Perhaps a dark shape materializes in the middle of an iced road. It’s too late, too slick, to stop—when the animal turns to kiss the headlights. Everything slow and muted in the storm, the animal levitating now and passing through glass, an apparition. It nestles neatly into our laps, we the passengers, whose mouths, open and cavernous, are now the ghostly ones—white-faced and wailing. We pull off the road, and the hazards blink as something reaches through…

Maybe autumn has gone, but spring has not yet come. The branches of the trees lay bare, without buds, in the cold air full of sunshine. The light of the day arises, shines forth in splendor, and fades away so the moon and stars can enter through the window. At times we fall silent, take some bread from a cupboard, and share it. This bread really has the taste of bread. I have never found this taste again. Yet how am I to know if I remember rightly?  


Saturday, October 10, 2020

No Color (for Tess)

Perhaps the sun is not yellow. Most of the time daylight has no color at all. What if the sun is really a hole in the sky, and that is why we should never look directly at it? What if the sun is really the color of everything we wish we could have simply forgotten...or perhaps it's the color of a crowd of parents and children coming to our rescue.

Maybe yellow is the color of all things round and whole and dying like the sun that possess a certain sadness. Maybe it's a loose ball rolling out into the street tempting a young child to follow it, or the improved grip and spin of brand-new skateboard wheels. One of her sisters hated the color yellow, the nicotine stains between her fingers, the fields of dry grasses at the end of summer. Maybe yellow is a kind of dreaming without knowing that populates night after night of unsatisfying sleep, so scattered and shallow.

Sunday, September 13, 2020

The World is Quieter Now

Perhaps in these late last days we spend much of our time in bed but like mountain climbers in a nightmare we can never reach sleep, for it is the untiming of time that is our project. We work on lifting ticks from the clock and freezing them the way that furniture and light are frozen in time in some of our favorite paintings.
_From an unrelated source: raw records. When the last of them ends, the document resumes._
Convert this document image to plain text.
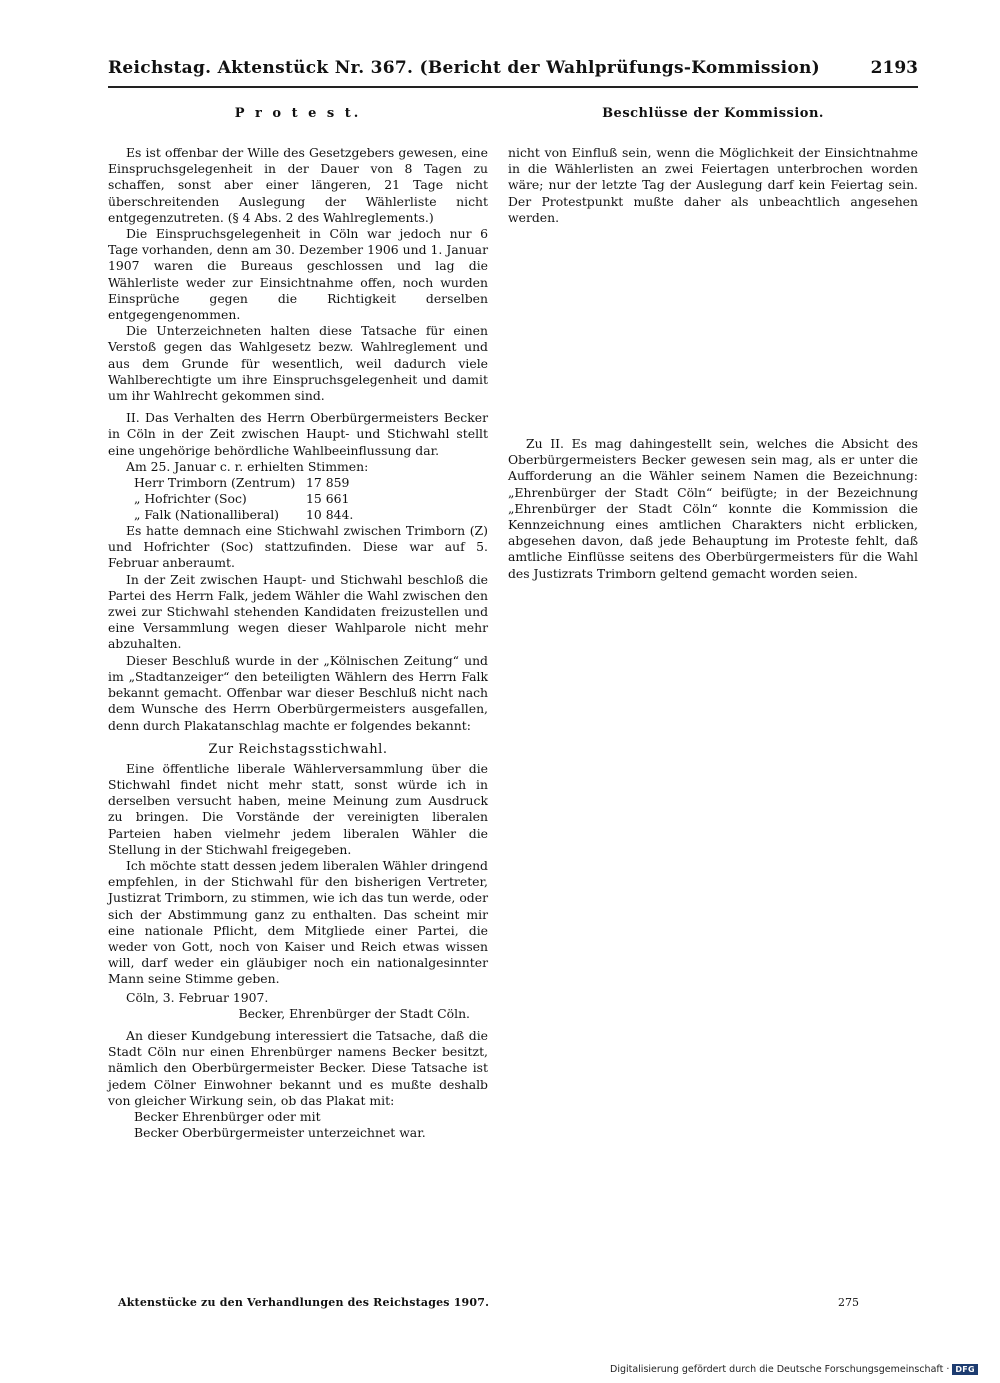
Reichstag. Aktenstück Nr. 367. (Bericht der Wahlprüfungs-Kommission)	2193
P r o t e s t.

Es ist offenbar der Wille des Gesetzgebers gewesen, eine Einspruchsgelegenheit in der Dauer von 8 Tagen zu schaffen, sonst aber einer längeren, 21 Tage nicht überschreitenden Auslegung der Wählerliste nicht entgegenzutreten. (§ 4 Abs. 2 des Wahlreglements.)

Die Einspruchsgelegenheit in Cöln war jedoch nur 6 Tage vorhanden, denn am 30. Dezember 1906 und 1. Januar 1907 waren die Bureaus geschlossen und lag die Wählerliste weder zur Einsichtnahme offen, noch wurden Einsprüche gegen die Richtigkeit derselben entgegengenommen.

Die Unterzeichneten halten diese Tatsache für einen Verstoß gegen das Wahlgesetz bezw. Wahlreglement und aus dem Grunde für wesentlich, weil dadurch viele Wahlberechtigte um ihre Einspruchsgelegenheit und damit um ihr Wahlrecht gekommen sind.

II. Das Verhalten des Herrn Oberbürgermeisters Becker in Cöln in der Zeit zwischen Haupt- und Stichwahl stellt eine ungehörige behördliche Wahlbeeinflussung dar.

Am 25. Januar c. r. erhielten Stimmen:

Herr Trimborn (Zentrum) 17 859
„ Hofrichter (Soc)	15 661
„ Falk (Nationalliberal)	10 844.

Es hatte demnach eine Stichwahl zwischen Trimborn (Z) und Hofrichter (Soc) stattzufinden. Diese war auf 5. Februar anberaumt.

In der Zeit zwischen Haupt- und Stichwahl beschloß die Partei des Herrn Falk, jedem Wähler die Wahl zwischen den zwei zur Stichwahl stehenden Kandidaten freizustellen und eine Versammlung wegen dieser Wahlparole nicht mehr abzuhalten.

Dieser Beschluß wurde in der „Kölnischen Zeitung“ und im „Stadtanzeiger“ den beteiligten Wählern des Herrn Falk bekannt gemacht. Offenbar war dieser Beschluß nicht nach dem Wunsche des Herrn Oberbürgermeisters ausgefallen, denn durch Plakatanschlag machte er folgendes bekannt:

Zur Reichstagsstichwahl.

Eine öffentliche liberale Wählerversammlung über die Stichwahl findet nicht mehr statt, sonst würde ich in derselben versucht haben, meine Meinung zum Ausdruck zu bringen. Die Vorstände der vereinigten liberalen Parteien haben vielmehr jedem liberalen Wähler die Stellung in der Stichwahl freigegeben.

Ich möchte statt dessen jedem liberalen Wähler dringend empfehlen, in der Stichwahl für den bisherigen Vertreter, Justizrat Trimborn, zu stimmen, wie ich das tun werde, oder sich der Abstimmung ganz zu enthalten. Das scheint mir eine nationale Pflicht, dem Mitgliede einer Partei, die weder von Gott, noch von Kaiser und Reich etwas wissen will, darf weder ein gläubiger noch ein nationalgesinnter Mann seine Stimme geben.

Cöln, 3. Februar 1907.

Becker, Ehrenbürger der Stadt Cöln.

An dieser Kundgebung interessiert die Tatsache, daß die Stadt Cöln nur einen Ehrenbürger namens Becker besitzt, nämlich den Oberbürgermeister Becker. Diese Tatsache ist jedem Cölner Einwohner bekannt und es mußte deshalb von gleicher Wirkung sein, ob das Plakat mit:

Becker Ehrenbürger oder mit
Becker Oberbürgermeister unterzeichnet war.
Beschlüsse der Kommission.

nicht von Einfluß sein, wenn die Möglichkeit der Einsichtnahme in die Wählerlisten an zwei Feiertagen unterbrochen worden wäre; nur der letzte Tag der Auslegung darf kein Feiertag sein. Der Protestpunkt mußte daher als unbeachtlich angesehen werden.

Zu II. Es mag dahingestellt sein, welches die Absicht des Oberbürgermeisters Becker gewesen sein mag, als er unter die Aufforderung an die Wähler seinem Namen die Bezeichnung: „Ehrenbürger der Stadt Cöln“ beifügte; in der Bezeichnung „Ehrenbürger der Stadt Cöln“ konnte die Kommission die Kennzeichnung eines amtlichen Charakters nicht erblicken, abgesehen davon, daß jede Behauptung im Proteste fehlt, daß amtliche Einflüsse seitens des Oberbürgermeisters für die Wahl des Justizrats Trimborn geltend gemacht worden seien.

Aktenstücke zu den Verhandlungen des Reichstages 1907.	275
Digitalisierung gefördert durch die Deutsche Forschungsgemeinschaft · DFG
Maybe just as experienced firefighters take pause to hear the faintest crackle or pop that will signal the flames' approach, we quietly await the finale we know is destined to come. Our bags are packed to overflowing, yet so much remains on shelves and in closets. Evacuation orders accumulate on the lock screens of our phones foretelling another night of sprinklers on the roof. We climb towards sleep accompanied by a song that sounds a lot like falling rain, but isn't.